Immer wieder wurde Koch für höhere Ämter gehandelt, erst als EU-Kommissar und dann als Nachfolger des angeschlagenen Bundesfinanzministers Wolfgang Schäuble. Seine innerparteilich starke Position erlaubte es Koch zuletzt, mit dem selbst in den Reihen der eigenen Partei höchst umstrittenen Vorschlag von Einsparungen bei Bildung und Kinderbetreuung in die Öffentlichkeit zu treten. Die Debatte hatte er im Hamburger Abendblatt angestoßen.

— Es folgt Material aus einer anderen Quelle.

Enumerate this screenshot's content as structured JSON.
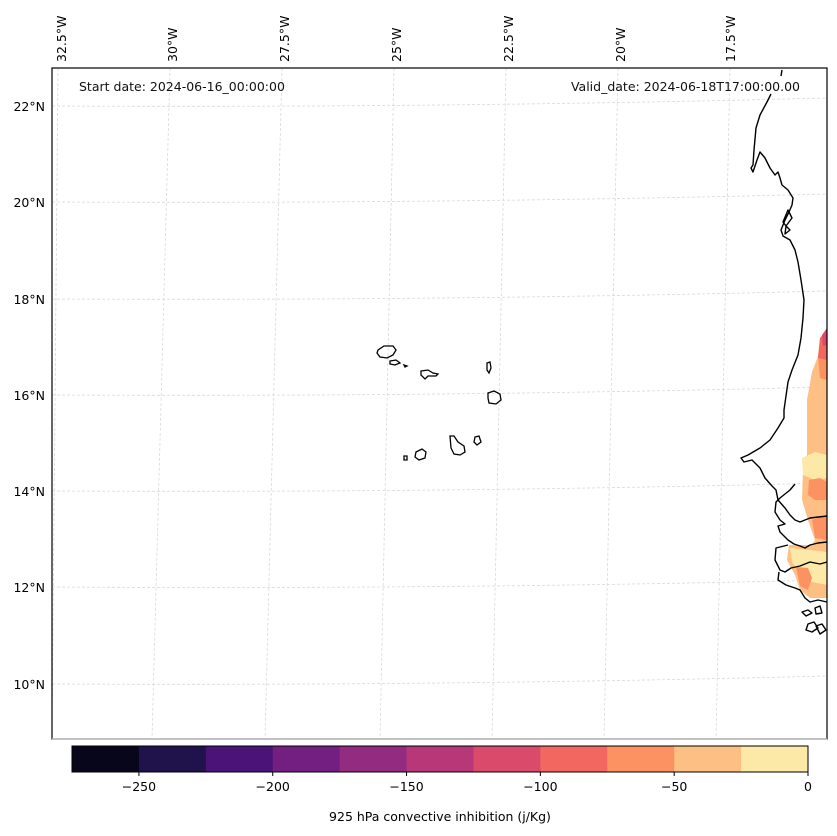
{
  "map": {
    "annotations": {
      "start_date": "Start date: 2024-06-16_00:00:00",
      "valid_date": "Valid_date: 2024-06-18T17:00:00.00"
    },
    "lon_labels": [
      "32.5°W",
      "30°W",
      "27.5°W",
      "25°W",
      "22.5°W",
      "20°W",
      "17.5°W"
    ],
    "lat_labels": [
      "22°N",
      "20°N",
      "18°N",
      "16°N",
      "14°N",
      "12°N",
      "10°N"
    ],
    "gridlines": "dashed light gray",
    "features": [
      "Cape Verde islands",
      "West African coastline (Mauritania, Senegal, Gambia, Guinea-Bissau)"
    ]
  },
  "colorbar": {
    "label": "925 hPa convective inhibition (j/Kg)",
    "range": [
      -275,
      0
    ],
    "ticks": [
      -250,
      -200,
      -150,
      -100,
      -50,
      0
    ],
    "tick_labels": [
      "−250",
      "−200",
      "−150",
      "−100",
      "−50",
      "0"
    ],
    "levels": [
      -275,
      -250,
      -225,
      -200,
      -175,
      -150,
      -125,
      -100,
      -75,
      -50,
      -25,
      0
    ],
    "colors": [
      "#07061b",
      "#20124a",
      "#4b1277",
      "#721f81",
      "#932b80",
      "#b73779",
      "#da4b6b",
      "#f2675f",
      "#fc9262",
      "#fdbf83",
      "#fce8a7"
    ]
  },
  "chart_data": {
    "type": "heatmap",
    "title": "",
    "variable": "925 hPa convective inhibition",
    "units": "j/Kg",
    "xlabel": "",
    "ylabel": "",
    "x_ticks": [
      "32.5°W",
      "30°W",
      "27.5°W",
      "25°W",
      "22.5°W",
      "20°W",
      "17.5°W"
    ],
    "y_ticks": [
      "22°N",
      "20°N",
      "18°N",
      "16°N",
      "14°N",
      "12°N",
      "10°N"
    ],
    "color_range": [
      -275,
      0
    ],
    "observed_values": "Mostly -50 to 0 over coastal West Africa (Senegal/Gambia) near 12-17°N, with small pockets of -125 to -75 near 16.5-17°N; no shading over ocean",
    "legend": "colorbar bottom"
  }
}
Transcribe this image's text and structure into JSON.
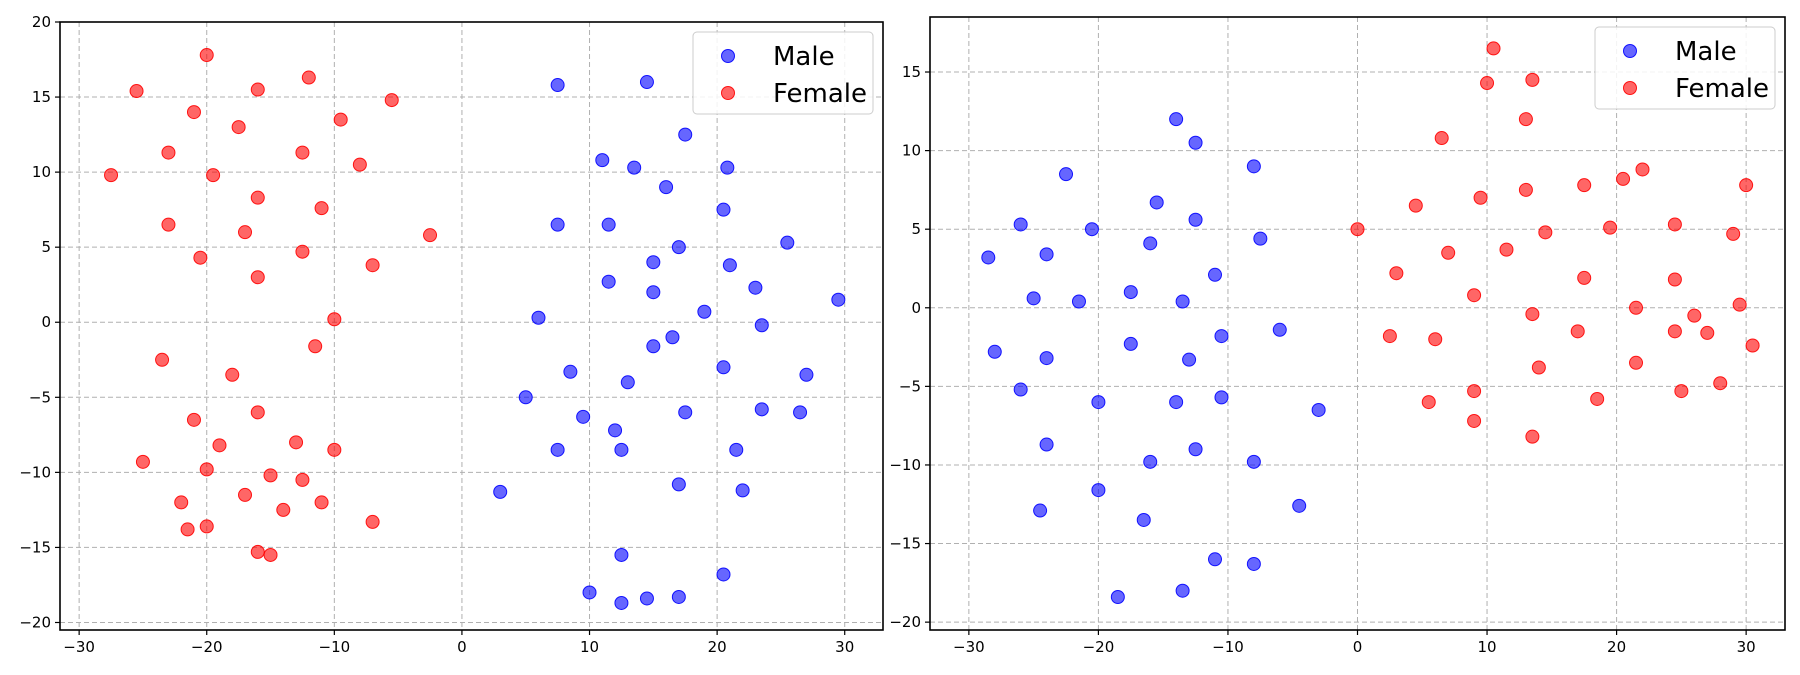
{
  "chart_data": [
    {
      "type": "scatter",
      "title": "",
      "xlabel": "",
      "ylabel": "",
      "xlim": [
        -31.5,
        33
      ],
      "ylim": [
        -20.5,
        20
      ],
      "xticks": [
        -30,
        -20,
        -10,
        0,
        10,
        20,
        30
      ],
      "yticks": [
        -20,
        -15,
        -10,
        -5,
        0,
        5,
        10,
        15,
        20
      ],
      "xtick_labels": [
        "−30",
        "−20",
        "−10",
        "0",
        "10",
        "20",
        "30"
      ],
      "ytick_labels": [
        "−20",
        "−15",
        "−10",
        "−5",
        "0",
        "5",
        "10",
        "15",
        "20"
      ],
      "grid": true,
      "legend_position": "top-right",
      "series": [
        {
          "name": "Male",
          "color": "#0000ff",
          "points": [
            [
              7.5,
              15.8
            ],
            [
              14.5,
              16.0
            ],
            [
              17.5,
              12.5
            ],
            [
              11.0,
              10.8
            ],
            [
              13.5,
              10.3
            ],
            [
              16.0,
              9.0
            ],
            [
              20.8,
              10.3
            ],
            [
              7.5,
              6.5
            ],
            [
              11.5,
              6.5
            ],
            [
              17.0,
              5.0
            ],
            [
              20.5,
              7.5
            ],
            [
              25.5,
              5.3
            ],
            [
              15.0,
              4.0
            ],
            [
              11.5,
              2.7
            ],
            [
              15.0,
              2.0
            ],
            [
              21.0,
              3.8
            ],
            [
              23.0,
              2.3
            ],
            [
              6.0,
              0.3
            ],
            [
              16.5,
              -1.0
            ],
            [
              19.0,
              0.7
            ],
            [
              23.5,
              -0.2
            ],
            [
              29.5,
              1.5
            ],
            [
              15.0,
              -1.6
            ],
            [
              8.5,
              -3.3
            ],
            [
              13.0,
              -4.0
            ],
            [
              20.5,
              -3.0
            ],
            [
              27.0,
              -3.5
            ],
            [
              5.0,
              -5.0
            ],
            [
              9.5,
              -6.3
            ],
            [
              12.0,
              -7.2
            ],
            [
              17.5,
              -6.0
            ],
            [
              23.5,
              -5.8
            ],
            [
              26.5,
              -6.0
            ],
            [
              7.5,
              -8.5
            ],
            [
              12.5,
              -8.5
            ],
            [
              21.5,
              -8.5
            ],
            [
              3.0,
              -11.3
            ],
            [
              17.0,
              -10.8
            ],
            [
              22.0,
              -11.2
            ],
            [
              10.0,
              -18.0
            ],
            [
              12.5,
              -18.7
            ],
            [
              12.5,
              -15.5
            ],
            [
              17.0,
              -18.3
            ],
            [
              20.5,
              -16.8
            ],
            [
              14.5,
              -18.4
            ]
          ]
        },
        {
          "name": "Female",
          "color": "#ff0000",
          "points": [
            [
              -20.0,
              17.8
            ],
            [
              -12.0,
              16.3
            ],
            [
              -16.0,
              15.5
            ],
            [
              -25.5,
              15.4
            ],
            [
              -5.5,
              14.8
            ],
            [
              -21.0,
              14.0
            ],
            [
              -17.5,
              13.0
            ],
            [
              -9.5,
              13.5
            ],
            [
              -23.0,
              11.3
            ],
            [
              -12.5,
              11.3
            ],
            [
              -8.0,
              10.5
            ],
            [
              -27.5,
              9.8
            ],
            [
              -19.5,
              9.8
            ],
            [
              -16.0,
              8.3
            ],
            [
              -11.0,
              7.6
            ],
            [
              -23.0,
              6.5
            ],
            [
              -17.0,
              6.0
            ],
            [
              -2.5,
              5.8
            ],
            [
              -20.5,
              4.3
            ],
            [
              -12.5,
              4.7
            ],
            [
              -7.0,
              3.8
            ],
            [
              -16.0,
              3.0
            ],
            [
              -10.0,
              0.2
            ],
            [
              -23.5,
              -2.5
            ],
            [
              -11.5,
              -1.6
            ],
            [
              -18.0,
              -3.5
            ],
            [
              -21.0,
              -6.5
            ],
            [
              -16.0,
              -6.0
            ],
            [
              -25.0,
              -9.3
            ],
            [
              -19.0,
              -8.2
            ],
            [
              -13.0,
              -8.0
            ],
            [
              -10.0,
              -8.5
            ],
            [
              -20.0,
              -9.8
            ],
            [
              -15.0,
              -10.2
            ],
            [
              -22.0,
              -12.0
            ],
            [
              -17.0,
              -11.5
            ],
            [
              -12.5,
              -10.5
            ],
            [
              -11.0,
              -12.0
            ],
            [
              -14.0,
              -12.5
            ],
            [
              -21.5,
              -13.8
            ],
            [
              -20.0,
              -13.6
            ],
            [
              -16.0,
              -15.3
            ],
            [
              -15.0,
              -15.5
            ],
            [
              -7.0,
              -13.3
            ]
          ]
        }
      ]
    },
    {
      "type": "scatter",
      "title": "",
      "xlabel": "",
      "ylabel": "",
      "xlim": [
        -33,
        33
      ],
      "ylim": [
        -20.5,
        18.5
      ],
      "xticks": [
        -30,
        -20,
        -10,
        0,
        10,
        20,
        30
      ],
      "yticks": [
        -20,
        -15,
        -10,
        -5,
        0,
        5,
        10,
        15
      ],
      "xtick_labels": [
        "−30",
        "−20",
        "−10",
        "0",
        "10",
        "20",
        "30"
      ],
      "ytick_labels": [
        "−20",
        "−15",
        "−10",
        "−5",
        "0",
        "5",
        "10",
        "15"
      ],
      "grid": true,
      "legend_position": "top-right",
      "series": [
        {
          "name": "Male",
          "color": "#0000ff",
          "points": [
            [
              -14.0,
              12.0
            ],
            [
              -12.5,
              10.5
            ],
            [
              -8.0,
              9.0
            ],
            [
              -22.5,
              8.5
            ],
            [
              -26.0,
              5.3
            ],
            [
              -20.5,
              5.0
            ],
            [
              -15.5,
              6.7
            ],
            [
              -12.5,
              5.6
            ],
            [
              -7.5,
              4.4
            ],
            [
              -16.0,
              4.1
            ],
            [
              -11.0,
              2.1
            ],
            [
              -24.0,
              3.4
            ],
            [
              -28.5,
              3.2
            ],
            [
              -25.0,
              0.6
            ],
            [
              -21.5,
              0.4
            ],
            [
              -17.5,
              1.0
            ],
            [
              -13.5,
              0.4
            ],
            [
              -6.0,
              -1.4
            ],
            [
              -10.5,
              -1.8
            ],
            [
              -17.5,
              -2.3
            ],
            [
              -28.0,
              -2.8
            ],
            [
              -24.0,
              -3.2
            ],
            [
              -13.0,
              -3.3
            ],
            [
              -26.0,
              -5.2
            ],
            [
              -20.0,
              -6.0
            ],
            [
              -14.0,
              -6.0
            ],
            [
              -10.5,
              -5.7
            ],
            [
              -3.0,
              -6.5
            ],
            [
              -24.0,
              -8.7
            ],
            [
              -12.5,
              -9.0
            ],
            [
              -16.0,
              -9.8
            ],
            [
              -8.0,
              -9.8
            ],
            [
              -20.0,
              -11.6
            ],
            [
              -4.5,
              -12.6
            ],
            [
              -24.5,
              -12.9
            ],
            [
              -16.5,
              -13.5
            ],
            [
              -11.0,
              -16.0
            ],
            [
              -8.0,
              -16.3
            ],
            [
              -18.5,
              -18.4
            ],
            [
              -13.5,
              -18.0
            ]
          ]
        },
        {
          "name": "Female",
          "color": "#ff0000",
          "points": [
            [
              10.5,
              16.5
            ],
            [
              13.5,
              14.5
            ],
            [
              10.0,
              14.3
            ],
            [
              13.0,
              12.0
            ],
            [
              6.5,
              10.8
            ],
            [
              20.5,
              8.2
            ],
            [
              22.0,
              8.8
            ],
            [
              30.0,
              7.8
            ],
            [
              13.0,
              7.5
            ],
            [
              9.5,
              7.0
            ],
            [
              4.5,
              6.5
            ],
            [
              17.5,
              7.8
            ],
            [
              0.0,
              5.0
            ],
            [
              14.5,
              4.8
            ],
            [
              19.5,
              5.1
            ],
            [
              24.5,
              5.3
            ],
            [
              29.0,
              4.7
            ],
            [
              11.5,
              3.7
            ],
            [
              7.0,
              3.5
            ],
            [
              3.0,
              2.2
            ],
            [
              17.5,
              1.9
            ],
            [
              24.5,
              1.8
            ],
            [
              9.0,
              0.8
            ],
            [
              21.5,
              0.0
            ],
            [
              26.0,
              -0.5
            ],
            [
              29.5,
              0.2
            ],
            [
              13.5,
              -0.4
            ],
            [
              2.5,
              -1.8
            ],
            [
              6.0,
              -2.0
            ],
            [
              17.0,
              -1.5
            ],
            [
              24.5,
              -1.5
            ],
            [
              27.0,
              -1.6
            ],
            [
              30.5,
              -2.4
            ],
            [
              14.0,
              -3.8
            ],
            [
              21.5,
              -3.5
            ],
            [
              9.0,
              -5.3
            ],
            [
              5.5,
              -6.0
            ],
            [
              18.5,
              -5.8
            ],
            [
              25.0,
              -5.3
            ],
            [
              28.0,
              -4.8
            ],
            [
              9.0,
              -7.2
            ],
            [
              13.5,
              -8.2
            ]
          ]
        }
      ]
    }
  ]
}
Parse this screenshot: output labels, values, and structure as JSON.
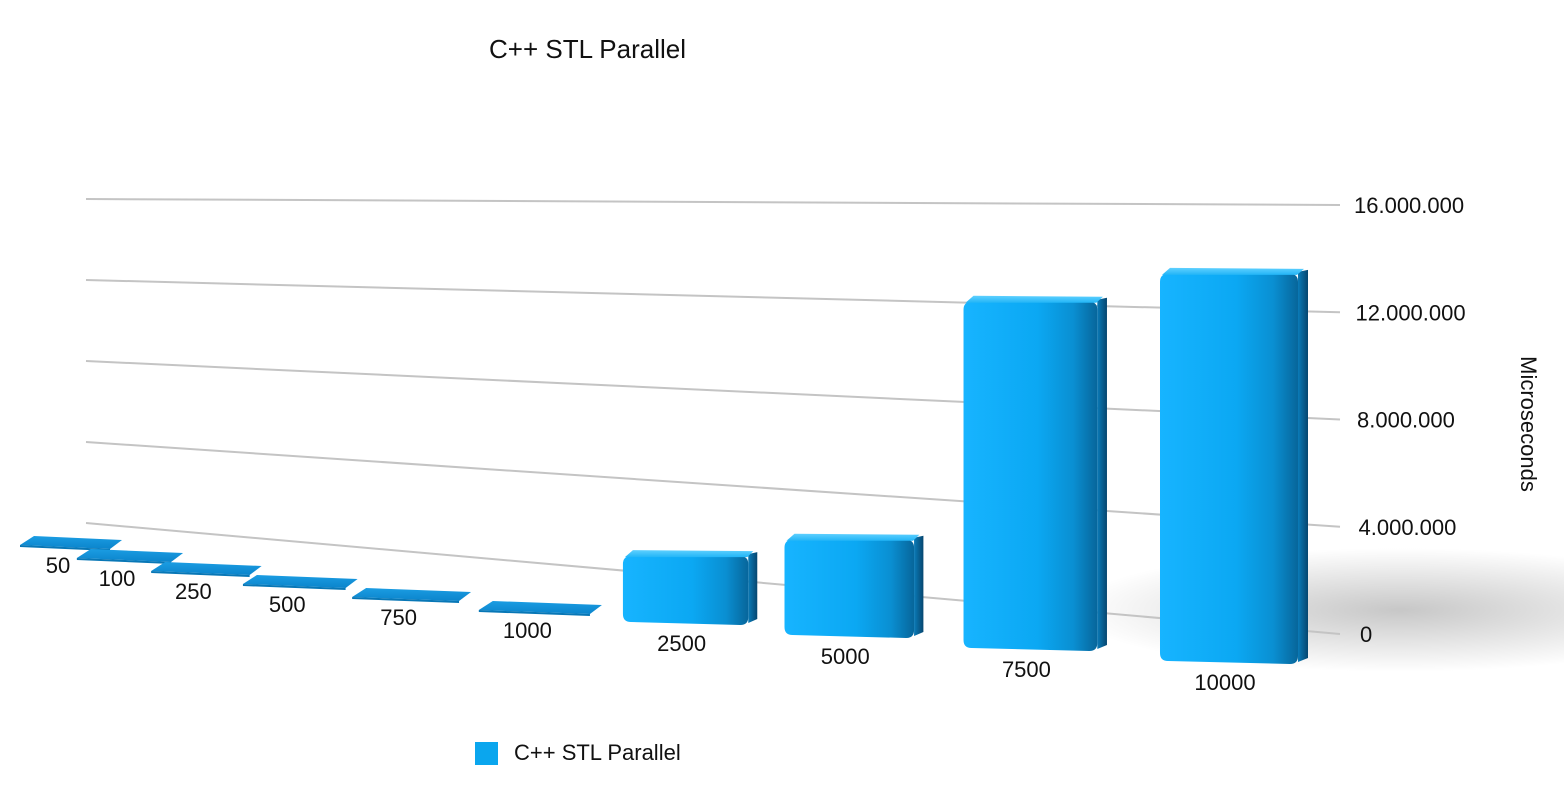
{
  "chart_data": {
    "type": "bar",
    "title": "C++ STL Parallel",
    "xlabel": "",
    "ylabel": "Microseconds",
    "categories": [
      "50",
      "100",
      "250",
      "500",
      "750",
      "1000",
      "2500",
      "5000",
      "7500",
      "10000"
    ],
    "series": [
      {
        "name": "C++ STL Parallel",
        "color": "#0aa6ee",
        "values": [
          5000,
          12000,
          30000,
          60000,
          100000,
          150000,
          3200000,
          4300000,
          14100000,
          15100000
        ]
      }
    ],
    "ylim": [
      0,
      16000000
    ],
    "yticks": [
      "0",
      "4.000.000",
      "8.000.000",
      "12.000.000",
      "16.000.000"
    ],
    "grid": true,
    "legend_position": "bottom-left",
    "style": "3d-perspective"
  }
}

Das politische Zuspitzen war schon lange eines der auffälligsten Markenzeichen Kochs. Schon seinen ersten Wahlsieg in Hessen errang er mit einer Kampagne und Unterschriftensammlung gegen die doppelte Staatsbürgerschaft.

Am 24. März 1958 in Frankfurt am Main geboren, stammt Koch aus einem politischen Elternhaus. Sein inzwischen verstorbener Vater Karl-Heinz war von 1987 bis 1991 unter Ministerpräsident Walter Wallmann hessischer Justizminister. Sohn Roland war vor seinem vollständigen Wechsel in die Politik Anfang der neunziger Jahre als Rechtsanwalt tätig, er studierte in Frankfurt Jura.

Mit Blick auf seine politische Karriere schon in der Jungen Union und als fast noch jugendlicher CDU-Politiker wurde in Wiesbaden bisweilen gespottet, Koch habe quasi von Kindesbeinen an „auf Bundeskanzler studiert“. Allerdings hat er eine Rivalität mit der Kanzlerin und CDU-Vorsitzenden Angela Merkel stets bestritten und hat ihr auch in kritischen Situationen geholfen. In der Bundespolitik hat sich der 2006 zu einem der Stellvertreter Merkels im CDU-Vorsitz aufgerückte Koch vor allem in der Wirtschaftspolitik einen Namen gemacht.

Gemeinsam mit dem damaligen Bundesfinanzminister Peer Steinbrück (SPD) handelte er eine Reform der Unternehmensbesteuerung und der Erbschaftssteuer aus. Und schon früher hatten die beiden zusammen eine dann auch erfolgreich umgesetzte Liste zum Subventionsabbau ausgehandelt.

Auch in der Debatte über die Zukunft des angeschlagenen Autobauers Opel hat sich Koch als Krisenmanager profiliert, wenngleich sein Einsatz für einen Verkauf des Rüsselsheimer Unternehmens an den österreichisch-kanadischen Magna-Konzern nicht zum Tragen kam.